孟夕堯正聲道:「多餘的慈悲是沒有用的。救了那一房人,就得再救隔壁房的人,開了這個頭,整個地穴的人都得救,到時候誰也跑不了。莫說會驚動伏龍寨的人前來追捕,也不提要帶上全部的人,光是隔壁二十個人的話,帶出去了我們也沒辦法保全他們能夠在野外生存下來。讓他們跟著我們,到最後我們只會拖累死所有人。我也想救他們,我比你更加愧疚,那可都是生命啊!」
西裝男的死,讓孟夕堯一直耿耿於懷。
司空瑤默默低下了頭,沒想到孟夕堯心裡頭竟然裝著這麼多的委屈。
孟夕堯的聲音越來越低,心裡頭像是下定了什麼決心,一咬牙,接著狠狠地道:「而且我現在,只想帶你逃離這裡,他們的死活,與我無關!」
司空瑤愣了一下,孟夕堯抓住司空瑤的手腕,往地道的盡頭跑去。
那兒通往叢林,那兒偏僻深遠,跑出去,自由就在前方。
於此同時,那囚犯反應過來,自己是被欺騙了。
他的心裡頭猛地湧起一股無名火。
「你敢丟下老子,老子也要你不得好死!」
囚犯猛地一喊:「有人逃獄啦!」
一呼百應,囚犯一聲吼帶動了其餘所有人的怨毒,滿滿的一腔仇恨化作悲怒一併嘶喊。
「越獄啦,有人越獄啦!」
騷亂驚動了獄卒,鼻涕泡都嚇破了去,猛地回過神來,果真發現司空瑤和孟夕堯不翼而飛。
聽聞地道另一頭的咒怨聲,孟夕堯心裡頭沒有一絲憎惡,他自認是自己背信棄義在先,怨不得旁人,只是抓緊司空瑤的手,逐漸加快腳步。

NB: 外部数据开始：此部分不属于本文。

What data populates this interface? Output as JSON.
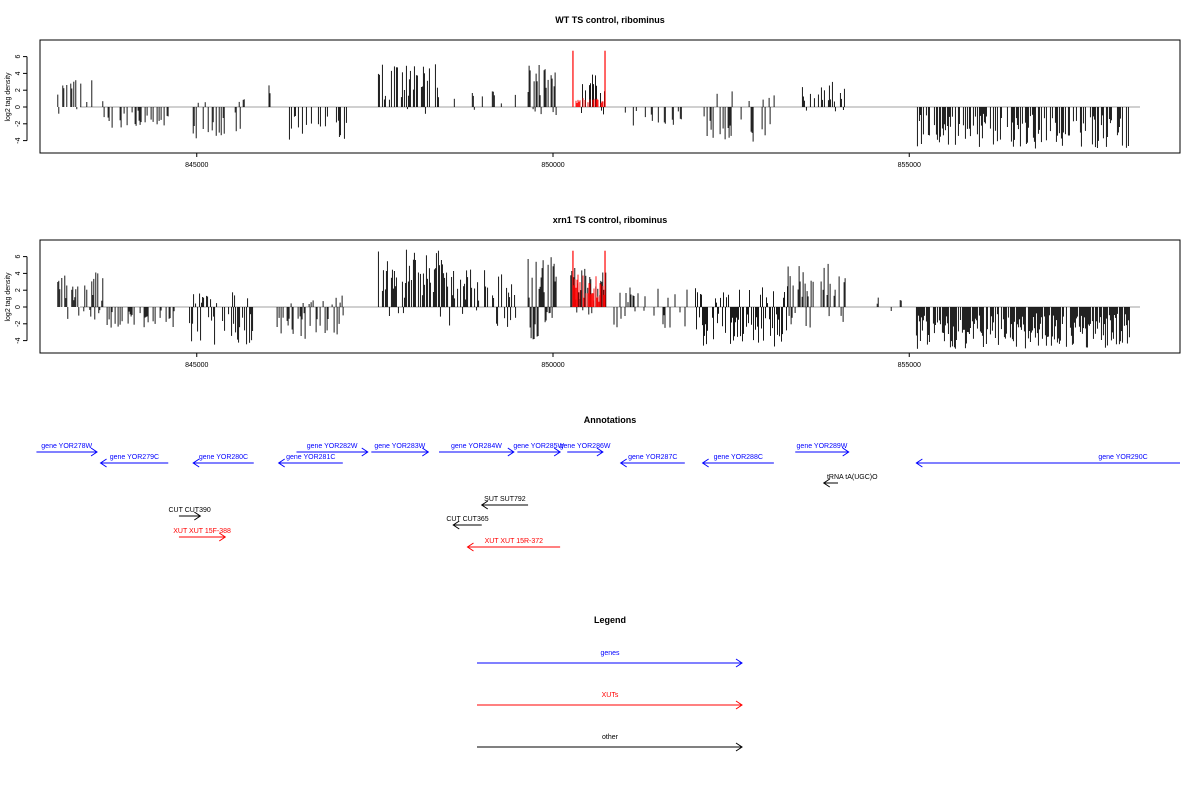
{
  "chart_data": [
    {
      "type": "bar",
      "title": "WT TS control, ribominus",
      "ylabel": "log2 tag density",
      "xlim": [
        842800,
        858800
      ],
      "ylim": [
        -5,
        7.5
      ],
      "yticks": [
        -4,
        -2,
        0,
        2,
        4,
        6
      ],
      "xticks": [
        845000,
        850000,
        855000
      ],
      "grid": false,
      "series": [
        {
          "color": "#000000",
          "kind": "coverage",
          "regions": [
            {
              "x0": 843050,
              "x1": 843700,
              "min": -1.5,
              "max": 3.3,
              "density": 0.35
            },
            {
              "x0": 843700,
              "x1": 844700,
              "min": -2.5,
              "max": 0,
              "density": 0.35
            },
            {
              "x0": 844950,
              "x1": 845700,
              "min": -3.8,
              "max": 1.0,
              "density": 0.35
            },
            {
              "x0": 846000,
              "x1": 846050,
              "min": 0,
              "max": 2.8,
              "density": 0.35
            },
            {
              "x0": 846300,
              "x1": 847100,
              "min": -4.0,
              "max": 0,
              "density": 0.35
            },
            {
              "x0": 847550,
              "x1": 848450,
              "min": -1.0,
              "max": 5.2,
              "density": 0.55
            },
            {
              "x0": 848600,
              "x1": 849500,
              "min": -1.0,
              "max": 2.0,
              "density": 0.2
            },
            {
              "x0": 849650,
              "x1": 850050,
              "min": -1.2,
              "max": 5.8,
              "density": 0.8
            },
            {
              "x0": 850400,
              "x1": 850750,
              "min": -1.0,
              "max": 5.0,
              "density": 0.5
            },
            {
              "x0": 851000,
              "x1": 851800,
              "min": -2.5,
              "max": 0,
              "density": 0.25
            },
            {
              "x0": 852050,
              "x1": 853200,
              "min": -4.4,
              "max": 2.0,
              "density": 0.35
            },
            {
              "x0": 853500,
              "x1": 854100,
              "min": -1.0,
              "max": 3.0,
              "density": 0.35
            },
            {
              "x0": 855100,
              "x1": 858100,
              "min": -5.0,
              "max": 0,
              "density": 0.45
            }
          ]
        },
        {
          "color": "#ff0000",
          "kind": "highlight",
          "positions": [
            850280,
            850730
          ],
          "max": 6.7
        },
        {
          "color": "#ff0000",
          "kind": "highlight-fill",
          "regions": [
            {
              "x0": 850280,
              "x1": 850730,
              "min": 0,
              "max": 1.2,
              "density": 0.5
            }
          ]
        }
      ]
    },
    {
      "type": "bar",
      "title": "xrn1 TS control, ribominus",
      "ylabel": "log2 tag density",
      "xlim": [
        842800,
        858800
      ],
      "ylim": [
        -5,
        7.5
      ],
      "yticks": [
        -4,
        -2,
        0,
        2,
        4,
        6
      ],
      "xticks": [
        845000,
        850000,
        855000
      ],
      "grid": false,
      "series": [
        {
          "color": "#000000",
          "kind": "coverage",
          "regions": [
            {
              "x0": 843050,
              "x1": 843700,
              "min": -1.5,
              "max": 4.3,
              "density": 0.6
            },
            {
              "x0": 843700,
              "x1": 844700,
              "min": -2.5,
              "max": 0,
              "density": 0.35
            },
            {
              "x0": 844900,
              "x1": 845800,
              "min": -4.5,
              "max": 2.0,
              "density": 0.6
            },
            {
              "x0": 846100,
              "x1": 847100,
              "min": -4.5,
              "max": 1.5,
              "density": 0.5
            },
            {
              "x0": 847550,
              "x1": 848450,
              "min": -1.5,
              "max": 7.0,
              "density": 0.75
            },
            {
              "x0": 848450,
              "x1": 849500,
              "min": -2.5,
              "max": 4.5,
              "density": 0.55
            },
            {
              "x0": 849650,
              "x1": 850050,
              "min": -4.0,
              "max": 6.0,
              "density": 0.95
            },
            {
              "x0": 850250,
              "x1": 850750,
              "min": -1.0,
              "max": 5.0,
              "density": 0.8
            },
            {
              "x0": 850800,
              "x1": 851900,
              "min": -2.5,
              "max": 2.5,
              "density": 0.45
            },
            {
              "x0": 852000,
              "x1": 853300,
              "min": -4.7,
              "max": 2.5,
              "density": 0.8
            },
            {
              "x0": 853300,
              "x1": 854100,
              "min": -2.5,
              "max": 5.3,
              "density": 0.55
            },
            {
              "x0": 854550,
              "x1": 854900,
              "min": -1.0,
              "max": 1.5,
              "density": 0.15
            },
            {
              "x0": 855100,
              "x1": 858100,
              "min": -5.0,
              "max": 0,
              "density": 0.8
            }
          ]
        },
        {
          "color": "#ff0000",
          "kind": "highlight",
          "positions": [
            850280,
            850730
          ],
          "max": 6.7
        },
        {
          "color": "#ff0000",
          "kind": "highlight-fill",
          "regions": [
            {
              "x0": 850280,
              "x1": 850730,
              "min": 0,
              "max": 4.0,
              "density": 0.6
            }
          ]
        }
      ]
    }
  ],
  "annotations": {
    "title": "Annotations",
    "colors": {
      "gene": "#0000ff",
      "xut": "#ff0000",
      "other": "#000000"
    },
    "features": [
      {
        "label": "gene YOR278W",
        "kind": "gene",
        "strand": "+",
        "start": 842750,
        "end": 843600,
        "row": 0
      },
      {
        "label": "gene YOR279C",
        "kind": "gene",
        "strand": "-",
        "start": 843650,
        "end": 844600,
        "row": 1
      },
      {
        "label": "gene YOR280C",
        "kind": "gene",
        "strand": "-",
        "start": 844950,
        "end": 845800,
        "row": 1
      },
      {
        "label": "gene YOR281C",
        "kind": "gene",
        "strand": "-",
        "start": 846150,
        "end": 847050,
        "row": 1
      },
      {
        "label": "gene YOR282W",
        "kind": "gene",
        "strand": "+",
        "start": 846400,
        "end": 847400,
        "row": 0
      },
      {
        "label": "gene YOR283W",
        "kind": "gene",
        "strand": "+",
        "start": 847450,
        "end": 848250,
        "row": 0
      },
      {
        "label": "gene YOR284W",
        "kind": "gene",
        "strand": "+",
        "start": 848400,
        "end": 849450,
        "row": 0
      },
      {
        "label": "gene YOR285W",
        "kind": "gene",
        "strand": "+",
        "start": 849500,
        "end": 850100,
        "row": 0
      },
      {
        "label": "gene YOR286W",
        "kind": "gene",
        "strand": "+",
        "start": 850200,
        "end": 850700,
        "row": 0
      },
      {
        "label": "gene YOR287C",
        "kind": "gene",
        "strand": "-",
        "start": 850950,
        "end": 851850,
        "row": 1
      },
      {
        "label": "gene YOR288C",
        "kind": "gene",
        "strand": "-",
        "start": 852100,
        "end": 853100,
        "row": 1
      },
      {
        "label": "gene YOR289W",
        "kind": "gene",
        "strand": "+",
        "start": 853400,
        "end": 854150,
        "row": 0
      },
      {
        "label": "gene YOR290C",
        "kind": "gene",
        "strand": "-",
        "start": 855100,
        "end": 858800,
        "row": 1,
        "labelAt": 858000
      },
      {
        "label": "tRNA tA(UGC)O",
        "kind": "other",
        "strand": "-",
        "start": 853800,
        "end": 854000,
        "row": 2,
        "labelAt": 854200
      },
      {
        "label": "CUT CUT390",
        "kind": "other",
        "strand": "+",
        "start": 844750,
        "end": 845050,
        "row": 4
      },
      {
        "label": "XUT XUT 15F-388",
        "kind": "xut",
        "strand": "+",
        "start": 844750,
        "end": 845400,
        "row": 6
      },
      {
        "label": "SUT SUT792",
        "kind": "other",
        "strand": "-",
        "start": 849000,
        "end": 849650,
        "row": 3
      },
      {
        "label": "CUT CUT365",
        "kind": "other",
        "strand": "-",
        "start": 848600,
        "end": 849000,
        "row": 5
      },
      {
        "label": "XUT XUT 15R-372",
        "kind": "xut",
        "strand": "-",
        "start": 848800,
        "end": 850100,
        "row": 7
      }
    ]
  },
  "legend": {
    "title": "Legend",
    "items": [
      {
        "label": "genes",
        "color": "#0000ff"
      },
      {
        "label": "XUTs",
        "color": "#ff0000"
      },
      {
        "label": "other",
        "color": "#000000"
      }
    ]
  }
}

嘹亮的警戒聲響遍伏龍寨,囚犯越獄的消息頃刻之間打破了伏龍寨的寧靜,大批隊的人馬開始出動。
伏龍寨的人訓練有素,迅速集結了搜捕隊和巡邏隊。黃岡帶領的搜捕隊負責從地道往前追緝逃犯,而林芊婷帶領的巡邏隊則負責控制寨內安全,提防逃犯流竄,其餘所有部門各自待命。
從警備聲響到所有部門準備待命,前後不過三分鐘。
而恰恰就是這三分鐘,司空瑤和孟夕堯早已逃入了長山山脈之中。